Even if his allegations are true, I don't think Gagnon's civil suit will succeed. However, I think his argument, which has been made before, that using the registry for discrimination or harassment is a crime is an interesting one. If it is technically true that using the registry in that manner is a crime, I haven't seen a lot of prosecutors willing to prosecute for it. This is another example of private actors supplementing official government restrictions on sex offenders. Courts are going to have to start paying attention to how so-called "non-punitive" laws are having very punitive effects in the real world.

"Courts are going to have to start paying attention to how so-called "non-punitive" laws are having very punitive effects in the real world."
Past SCOTUS rulings held there was no evidence the consequences of community notification (loss of home or job) would be any worse than the consequences of routine background checks. Using that phrasing, lower courts have almost limitless latitude in the amount of "punitive" consequences they can dismiss as not-worse-than.
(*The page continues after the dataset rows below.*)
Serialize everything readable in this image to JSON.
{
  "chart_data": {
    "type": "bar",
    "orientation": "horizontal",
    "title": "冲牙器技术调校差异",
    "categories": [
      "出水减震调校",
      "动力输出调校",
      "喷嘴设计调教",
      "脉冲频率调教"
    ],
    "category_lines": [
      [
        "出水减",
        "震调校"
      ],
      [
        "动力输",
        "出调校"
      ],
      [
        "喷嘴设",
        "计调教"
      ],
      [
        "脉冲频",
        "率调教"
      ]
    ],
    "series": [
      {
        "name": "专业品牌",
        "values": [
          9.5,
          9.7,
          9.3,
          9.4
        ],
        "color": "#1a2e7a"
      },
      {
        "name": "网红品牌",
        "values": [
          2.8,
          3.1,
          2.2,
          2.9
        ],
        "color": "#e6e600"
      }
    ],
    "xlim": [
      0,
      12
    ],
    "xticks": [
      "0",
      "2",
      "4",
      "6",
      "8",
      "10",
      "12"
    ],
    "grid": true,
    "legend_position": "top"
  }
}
After hearing one court say any citizen's ability to live in one's own home is subject to State determination, another court say requiring a free citizen to appear before law enforcement eight times a year is no different than requiring a free citizen to mail in a form once a year, and yet another court say the State has the power regulate citizens with "distinguishing characteristics" if it so chooses--all to uphold existing sex offender laws--I don't have much hope in a lower court deeming much of anything "punitive."
Posted by: Ilah | April 02, 2008 at 10:56 AM
A similar suit was dismissed in California I'm pretty sure but can't find it. However, there is this Opinion by the California AG that asks...
"Does the prohibition against the unauthorized use of registered sex offender identifying information obtained from the California “Megan’s Law” Web site qualify registered sex offenders as a “protected class” for purposes of housing discrimination under the Fair Employment and Housing Act?"